Background: Preoperative planning with commercially available imaging software in shoulder arthroplasty may allow for improved decision-making and more accurate placement of the glenoid component.
Methods: A total of 81 consecutive shoulder computed tomography scans obtained for preoperative planning purposes for shoulder arthroplasty were analyzed by commercially available software from 4 companies (Blueprint: Wright Medical, Memphis, TN, USA; GPS: Exactech, Gainesville, FL, USA; Materialise: DJO, Vista, CA, USA; and VIP: Arthrex, Naples, FL, USA) and by 5 fellowship-trained sports medicine/shoulder surgeons. Inclination, version, and subluxation of the humerus were measured in a blinded fashion on axial and coronal sequences at the mid-glenoid. Surgeon measurements were analyzed for agreement and were compared with the 4 commercial programs.
Results: Surgeon reliability was acceptable for version (intraclass correlation coefficient [ICC]: 0.876), inclination (ICC: 0.84), and subluxation (ICC: 0.523). Significant differences were found between surgeon and commercial software measurements in version (P = .03), inclination (P = .023), and subluxation (P < .001). Software measurements tended to be more superiorly inclined (average -2° to 2° greater), more retroverted (average 2°-5° greater), and more posteriorly subluxed (average 7°-10° greater) than surgeon measurements.

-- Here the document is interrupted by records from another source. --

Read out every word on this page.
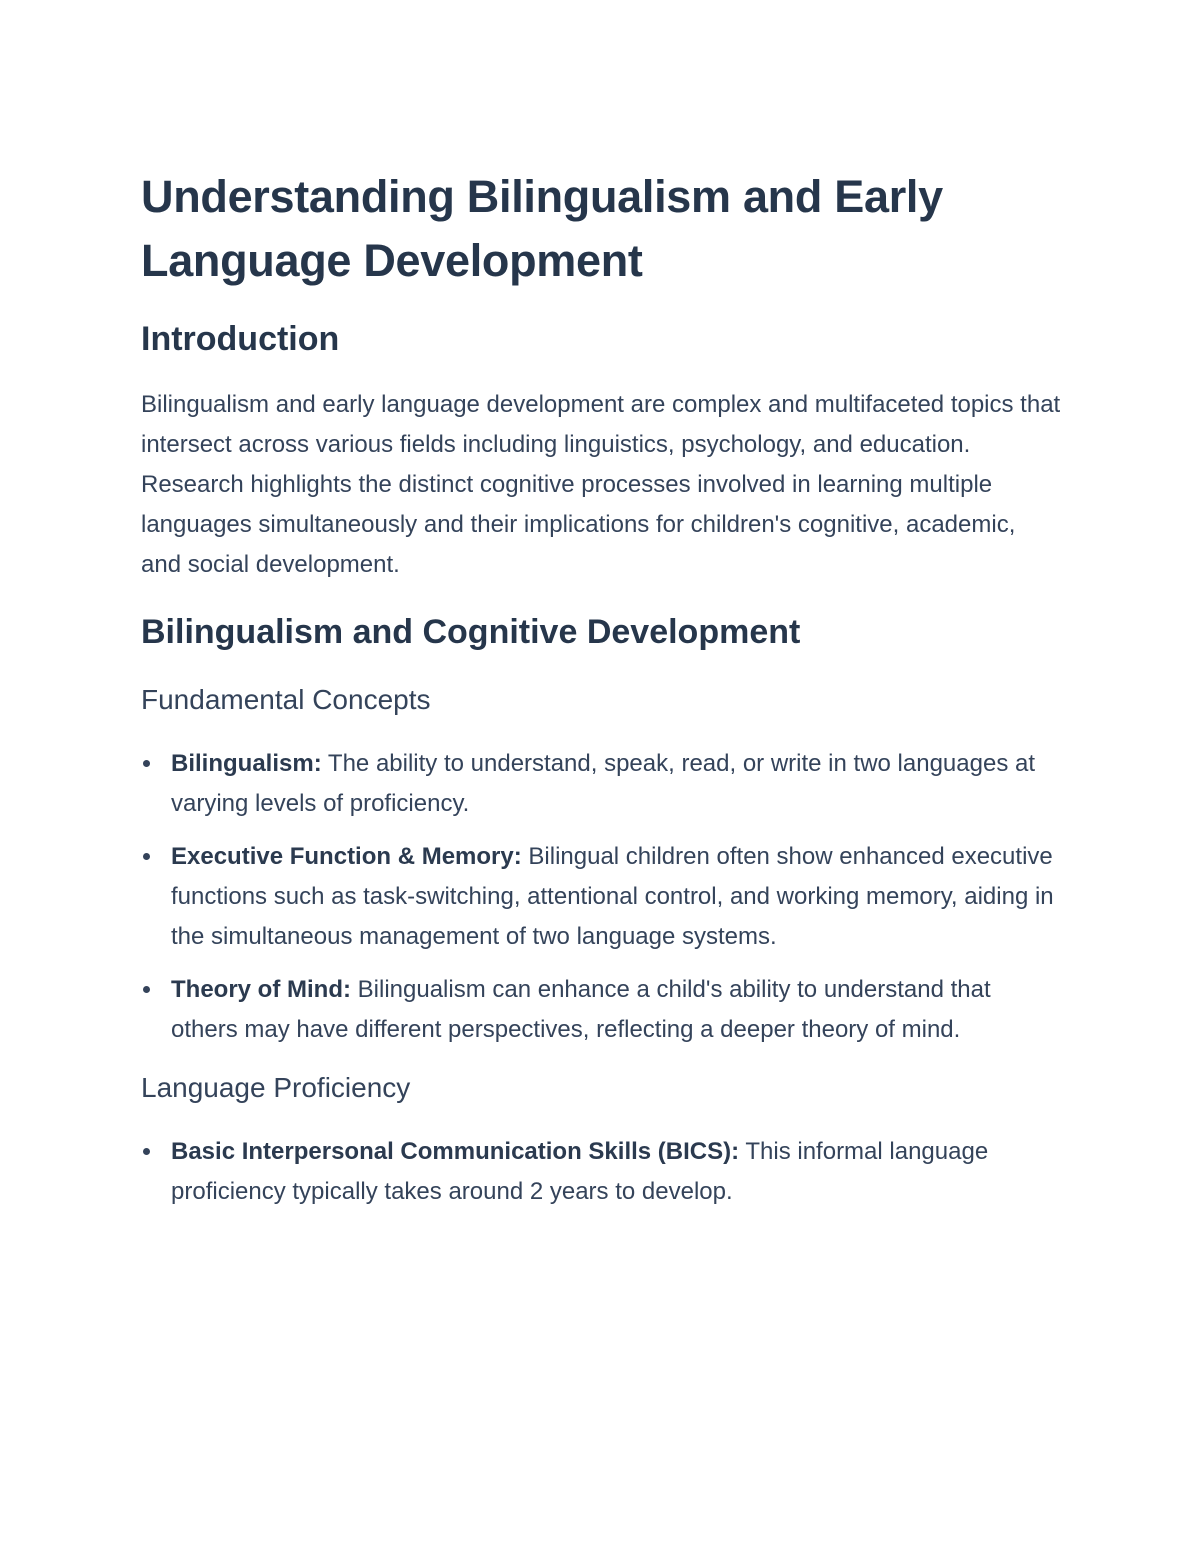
Understanding Bilingualism and Early Language Development
Introduction

Bilingualism and early language development are complex and multifaceted topics that intersect across various fields including linguistics, psychology, and education. Research highlights the distinct cognitive processes involved in learning multiple languages simultaneously and their implications for children's cognitive, academic, and social development.

Bilingualism and Cognitive Development
Fundamental Concepts
Bilingualism: The ability to understand, speak, read, or write in two languages at varying levels of proficiency.
Executive Function & Memory: Bilingual children often show enhanced executive functions such as task-switching, attentional control, and working memory, aiding in the simultaneous management of two language systems.
Theory of Mind: Bilingualism can enhance a child's ability to understand that others may have different perspectives, reflecting a deeper theory of mind.
Language Proficiency
Basic Interpersonal Communication Skills (BICS): This informal language proficiency typically takes around 2 years to develop.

In comparing imaging software measurements, only Blueprint was found to produce significantly different version measurements than surgeon measurements (P = .02).
Conclusion: Preoperative planning software for shoulder arthroplasty has limited agreement in measures of version, inclination, and subluxation measurements, whereas surgeons have high inter-reliability. Surgeons should be cautious when using commercial software planning systems and when comparing publications that use different planning systems to determine preoperative glenoid deformity measurements.
Keywords: Shoulder arthroplasty; accuracy; inclination; preoperative planning software; subluxation; version.